Exploit.edu Heap One - Heap Hell Part Two

Exploit.edu Heap Zero - Heap Hell

Last walkthrough showed how to overflow the heap until a chunk that contained a function pointer was overwritten the address of the winner() function. In this walkthrough I'll explain my thought process and methodology as well, but first let's get into some stuff I believe I should have covered the first time.

This is a visual representation of the binaries we will be hacking. Please note that the top left "writable; not executable" is not always the case as it depends on compiler protections (ours is since we use execstack when compiling). That's a bit off topic for the stack, but I want to show how the stack will grow "down" and the heap will grow "up". In theory you could smash right through the stack from the heap with 0x41 aka As for example. This would definitely break the program, still possible though without if buffer size isn't checked correctly.

Just like before I'll start by grabbing the code without looking at it (or trying not to). That way I can use Ghidra and start from a binary. I'll use the script https://github.com/pwnengine/binary-exploitation-ctf-helpers gcc-no-protect64.sh to compile without protections. You could just grab the binary from that repository and not compile at all. I'll open Ghidra on the binary and take a look.

At main I can see that it's looking a bit strange. When I see variables like this it's safe to assume it could be a struct. It's just something you notice while doing CTFs like this, or even reversing in general.

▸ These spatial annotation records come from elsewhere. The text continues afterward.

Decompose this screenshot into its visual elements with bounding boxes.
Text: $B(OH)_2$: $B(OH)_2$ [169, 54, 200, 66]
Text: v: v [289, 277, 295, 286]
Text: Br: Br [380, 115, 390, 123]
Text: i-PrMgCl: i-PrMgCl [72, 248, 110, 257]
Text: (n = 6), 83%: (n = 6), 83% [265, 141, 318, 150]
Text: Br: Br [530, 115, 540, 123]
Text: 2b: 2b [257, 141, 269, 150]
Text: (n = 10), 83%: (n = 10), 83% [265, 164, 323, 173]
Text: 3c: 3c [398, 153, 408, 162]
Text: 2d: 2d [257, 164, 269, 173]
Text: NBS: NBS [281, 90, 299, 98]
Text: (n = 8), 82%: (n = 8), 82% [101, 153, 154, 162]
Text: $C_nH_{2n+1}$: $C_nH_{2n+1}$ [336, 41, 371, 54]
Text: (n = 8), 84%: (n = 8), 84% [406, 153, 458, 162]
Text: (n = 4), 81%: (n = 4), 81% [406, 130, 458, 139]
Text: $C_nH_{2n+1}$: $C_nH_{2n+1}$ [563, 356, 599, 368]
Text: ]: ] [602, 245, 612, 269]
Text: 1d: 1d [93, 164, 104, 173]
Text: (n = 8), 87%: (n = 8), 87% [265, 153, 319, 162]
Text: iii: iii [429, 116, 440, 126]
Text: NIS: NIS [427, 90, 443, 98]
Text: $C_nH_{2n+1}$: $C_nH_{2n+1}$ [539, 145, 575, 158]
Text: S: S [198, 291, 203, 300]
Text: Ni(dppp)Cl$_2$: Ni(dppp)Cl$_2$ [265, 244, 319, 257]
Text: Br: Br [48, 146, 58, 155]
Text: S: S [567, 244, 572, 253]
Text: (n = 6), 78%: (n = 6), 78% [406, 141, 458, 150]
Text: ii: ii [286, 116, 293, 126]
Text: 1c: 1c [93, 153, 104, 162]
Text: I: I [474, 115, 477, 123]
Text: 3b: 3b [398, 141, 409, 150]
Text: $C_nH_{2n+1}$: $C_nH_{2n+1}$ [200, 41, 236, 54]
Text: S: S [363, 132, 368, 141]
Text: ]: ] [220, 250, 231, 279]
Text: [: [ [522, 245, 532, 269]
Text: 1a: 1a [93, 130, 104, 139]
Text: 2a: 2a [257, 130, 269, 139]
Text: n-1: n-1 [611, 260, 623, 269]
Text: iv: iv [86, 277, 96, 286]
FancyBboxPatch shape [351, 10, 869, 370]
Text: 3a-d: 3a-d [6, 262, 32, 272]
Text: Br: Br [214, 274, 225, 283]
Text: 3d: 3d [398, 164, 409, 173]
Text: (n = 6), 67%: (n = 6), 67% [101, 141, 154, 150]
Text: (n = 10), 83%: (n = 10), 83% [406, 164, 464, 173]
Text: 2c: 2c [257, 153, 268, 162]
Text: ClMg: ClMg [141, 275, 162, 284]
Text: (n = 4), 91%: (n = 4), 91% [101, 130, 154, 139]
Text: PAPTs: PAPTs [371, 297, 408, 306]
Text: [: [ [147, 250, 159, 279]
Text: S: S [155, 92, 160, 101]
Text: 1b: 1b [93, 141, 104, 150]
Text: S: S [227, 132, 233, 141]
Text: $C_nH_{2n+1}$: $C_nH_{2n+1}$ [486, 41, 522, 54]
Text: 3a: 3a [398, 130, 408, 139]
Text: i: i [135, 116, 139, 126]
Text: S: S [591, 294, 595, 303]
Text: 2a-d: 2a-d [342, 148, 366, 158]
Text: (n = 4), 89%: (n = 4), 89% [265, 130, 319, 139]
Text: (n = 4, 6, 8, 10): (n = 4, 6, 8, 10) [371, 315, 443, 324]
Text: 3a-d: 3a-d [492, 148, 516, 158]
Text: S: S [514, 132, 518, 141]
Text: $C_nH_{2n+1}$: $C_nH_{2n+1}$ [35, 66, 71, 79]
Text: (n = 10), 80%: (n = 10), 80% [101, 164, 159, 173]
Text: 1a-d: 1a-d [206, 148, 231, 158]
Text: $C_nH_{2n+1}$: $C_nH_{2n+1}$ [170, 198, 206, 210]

This is the decompiled code after I changed the two unidentified types to structs. I also changed the size representation to decimal (16 bytes) and the labels (struct1, struct2). I'm confident this is similar to what we'd see when viewing the source code. Now that there's a better representation what's going on here? Well, struct1 is allocated and it's first field is assigned 1 then another allocation is created on the heap with a size of 8 bytes. A second field of the struct is assigned to the memory address of the 8 byte allocation. The exact same thing happens with struct2 the difference is it's first field is 2 not 1. From this I can get an idea of what the author wants us to do. The first strcpy() will NOT check size of buffer so we could write to it until we've overwritten the field that is getting dereferenced in the second strcpy(). If we overwrite it to another address when that second strcpy() is called anything in the second command-line argument will be written to it. I want to show the original code now before we start debugging with PwnDBG:

Looks like I was right about what the binary was doing. Let's proceed..

We have a clear picture of what we want to accomplish. Let's run PwnDBG and get the functions.

I'll grab the address for winner() as that's where we want to end up. Next, disassemble main() and set a breakpoint somewhere that makes sense to calculate the padding needed for the payload.

main+20 is where the first malloc() is called so I'll break there and get the RAX register for the address returned. I'll also set a breakpoint at main+160 the last strcpy to examine the allocated chunks after being filled.

Next just run the program r AAAAAAAA BBBBBBBB.

Take note of RAX that's the address returned by malloc().

c then on the next break ni and examine the memory at the address noted down from above using x/128x 0x405310.

The 41s are the As from the first command-line argument and as you can guess the 42s are the Bs.

At this point let's go over the attack:

Counting how many bytes it would take right before overwriting 0x00405370 from 0x00405330 we get 40 bytes. We can use readelf -all heap1 | grep puts to get the address of the puts GOT address. Putting that all together the final payload is:

The second heap exercise is complete!